If the alleged publication is libelous per se, the defendants would be guilty of a violation of the criminal law.
In my opinion, the language used in the purported libel is not susceptible of two meanings and is unambiguous, according to the plain meaning of the words used. The alleged libel states, “ ‘ “The common practice of these slickers is not to operate from any established shop *' * * ” ’ ”, so that if plaintiffs were operating from an established shop, they, of necessity, would be excluded from the meaning of the published article.
The majority urges that “established” is used in *74three places in the article, and that all of the language should be construed in arriving at the true meaning of the article. With this I agree.
It is contended that, taking the article by and large, it could refer to persons not operating from well-known, established shops. The article will not bear out such meaning. Paraphrasing the above paragraphs of the article, we have the following clear, unambiguous meaning: Established radio dealers and repair plants are becoming alarmed because slickers not operating from any established shop tell their customers that radios would be taken to some well-known or established shop. The entire article is qualified to the extent that its applicability was confined to those radio repairmen who do not operate from an established shop rather than from a well-known, established shop. The evidence in this case is uncontradicted, and the language of the published article is clear and unambiguous. Taking the evidence at face value, the legal meaning of an “established” shop, and the language of the alleged libel, it becomes a matter of law for the court to determine and is not a jury question.
Because of their operating from an established shop, plaintiffs, by no stretch of the imagination, could be considered as libeled by the published article. In fact, they would be included in the category of those who are “alarmed” over the radio repair racket.
In Egan v. Finney, 42 Or 599, 603, 72 P 133, this court cited Smith v. Forrest, 49 NH 230, in which “establish” was defined as follows: “ ‘The ordinary meaning of the word is to settle certainly, or fix permanently, what was before uncertain, doubtful or disputed.’ ” In the case of Allen v. Commonwealth, 188 Mass 59, 74 NE 287, the court held that a farmer who grew farm produce and sold the. same to customers *75in a village had an established business on his farm, although he had no regular route for customers.
Taking the definitions of “established” quoted by the majority opinion, which are “ ‘made stable or firm’ ”, “ ‘settle securely, as in a business’ ”, and “ ‘to get up on a secure or permanent basis’ ”, I believe the plaintiffs’ shop fits squarely into the quoted definitions. Plaintiffs’ shop, although not in operation for any great length of time, was stable and settled securely. Whether or not a business is an established business does not depend upon the length of time the business has been in operation so long as it has a fixed situs, is secure and on a permanent basis. The business is not less established because in a short time it goes into bankruptcy or is terminated for any other cause. Plaintiffs’ business shop was not as pretentious as some larger shops, but it fitted their requirements. The fact that they had no telephone or did not serve customers from their shop would not make it less an establishment. It is well-known that some electricians, plumbers, florists, farmers, seamstresses, radio repairmen and other people have places of business in their homes but serve their customers elsewhere.

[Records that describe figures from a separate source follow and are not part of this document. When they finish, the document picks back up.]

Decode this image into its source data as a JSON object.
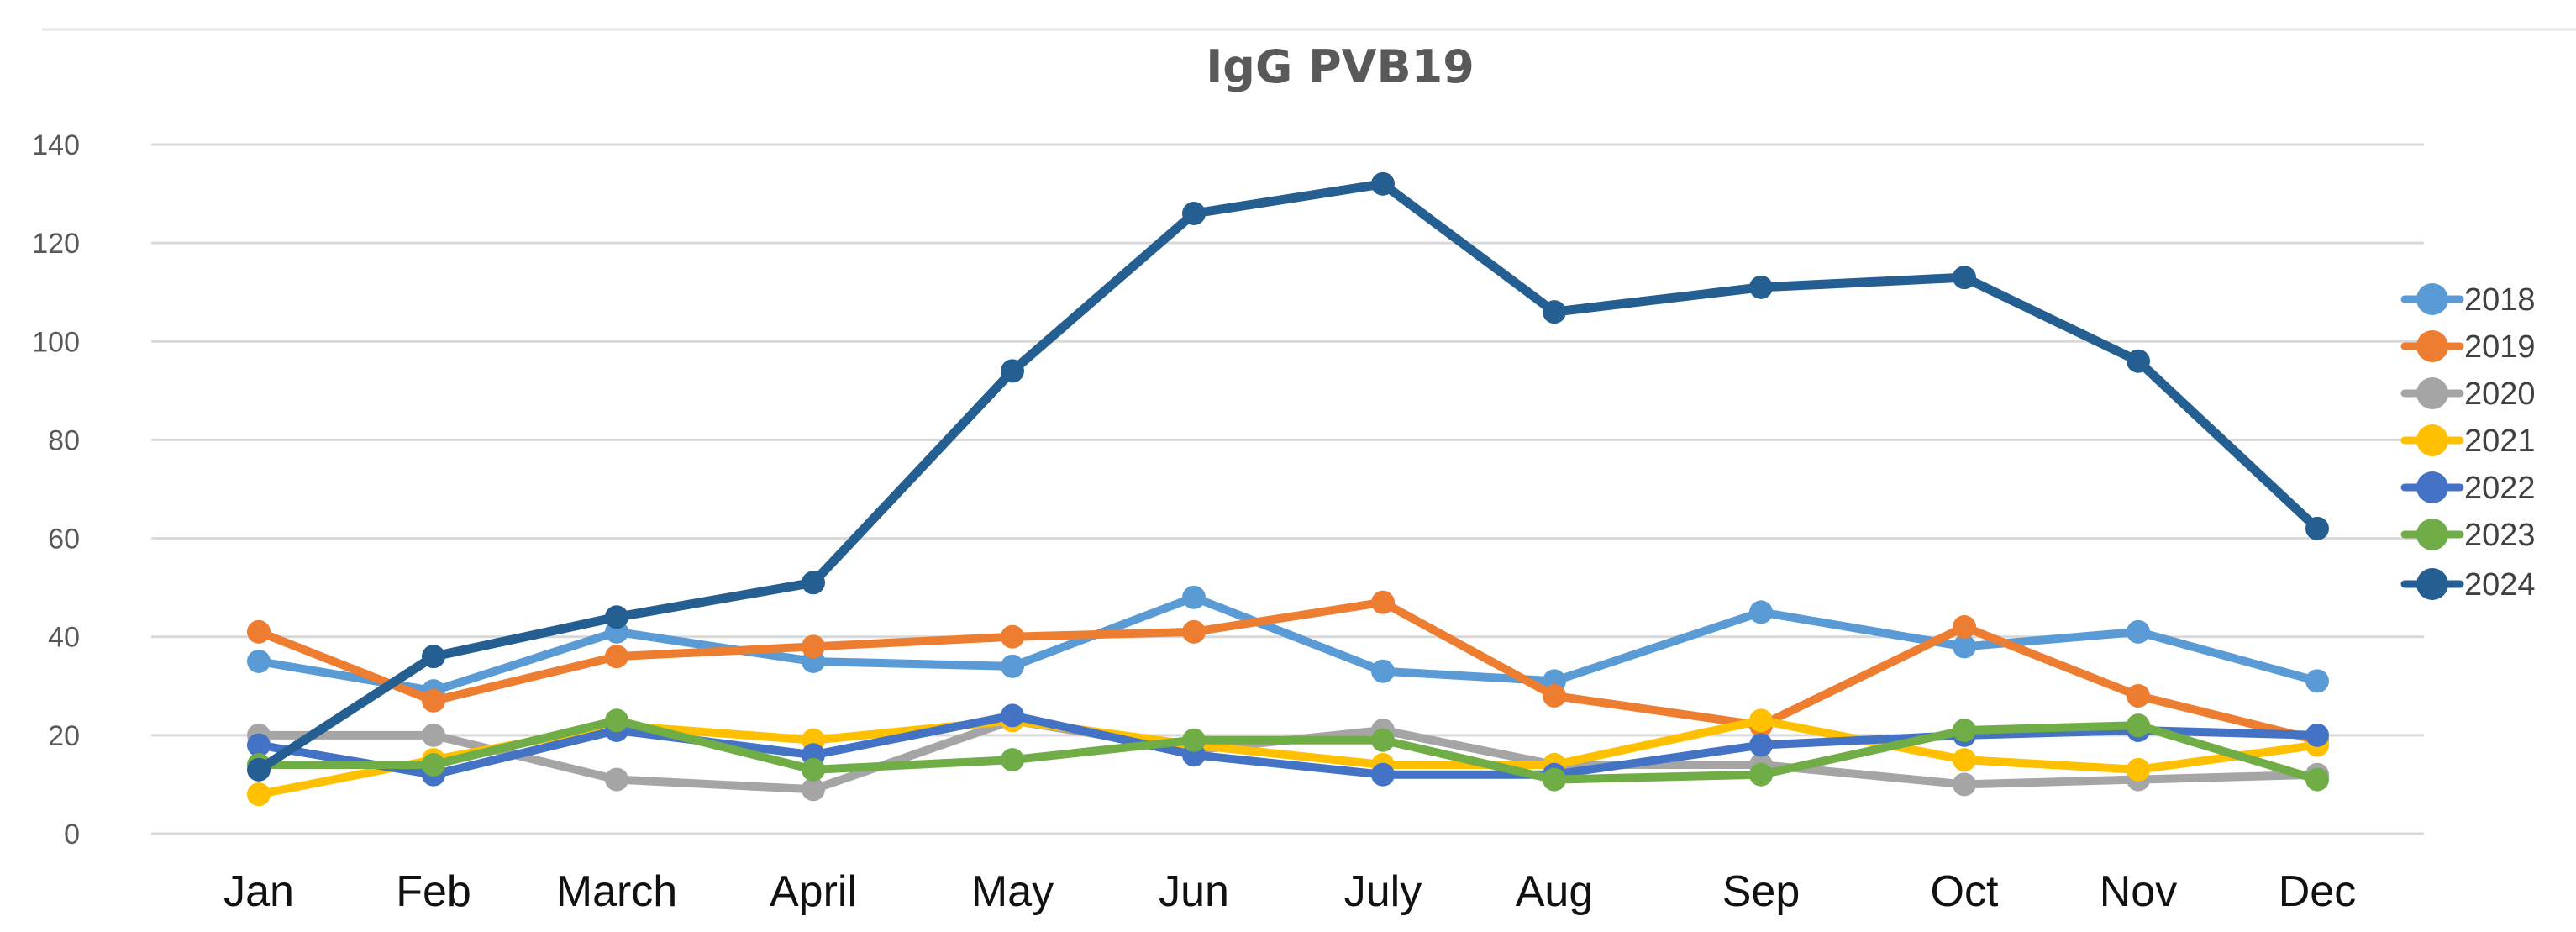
{
  "chart_data": {
    "type": "line",
    "title": "IgG PVB19",
    "xlabel": "",
    "ylabel": "",
    "categories": [
      "Jan",
      "Feb",
      "March",
      "April",
      "May",
      "Jun",
      "July",
      "Aug",
      "Sep",
      "Oct",
      "Nov",
      "Dec"
    ],
    "ylim": [
      0,
      140
    ],
    "yticks": [
      0,
      20,
      40,
      60,
      80,
      100,
      120,
      140
    ],
    "grid": true,
    "legend": "right",
    "series": [
      {
        "name": "2018",
        "color": "#5b9bd5",
        "values": [
          35,
          29,
          41,
          35,
          34,
          48,
          33,
          31,
          45,
          38,
          41,
          31
        ]
      },
      {
        "name": "2019",
        "color": "#ed7d31",
        "values": [
          41,
          27,
          36,
          38,
          40,
          41,
          47,
          28,
          22,
          42,
          28,
          19
        ]
      },
      {
        "name": "2020",
        "color": "#a5a5a5",
        "values": [
          20,
          20,
          11,
          9,
          23,
          17,
          21,
          14,
          14,
          10,
          11,
          12
        ]
      },
      {
        "name": "2021",
        "color": "#ffc000",
        "values": [
          8,
          15,
          22,
          19,
          23,
          18,
          14,
          14,
          23,
          15,
          13,
          18
        ]
      },
      {
        "name": "2022",
        "color": "#4472c4",
        "values": [
          18,
          12,
          21,
          16,
          24,
          16,
          12,
          12,
          18,
          20,
          21,
          20
        ]
      },
      {
        "name": "2023",
        "color": "#70ad47",
        "values": [
          14,
          14,
          23,
          13,
          15,
          19,
          19,
          11,
          12,
          21,
          22,
          11
        ]
      },
      {
        "name": "2024",
        "color": "#255e91",
        "values": [
          13,
          36,
          44,
          51,
          94,
          126,
          132,
          106,
          111,
          113,
          96,
          62
        ]
      }
    ]
  }
}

A case quite in point is Merrill v. Post Publishing Co., 197 Mass 185, 83 NE 419, in which a newspaper article concerning a feud between plaintiff’s relatives who lived in the “same house” was held to be not libelous as to plaintiff since he did not live in that house.
Since the article in question referred explicitly to those radio operators who did not operate from established shops, obviously the article did not refer to plaintiffs, and, therefore, they were not libeled by the publication. I dissent.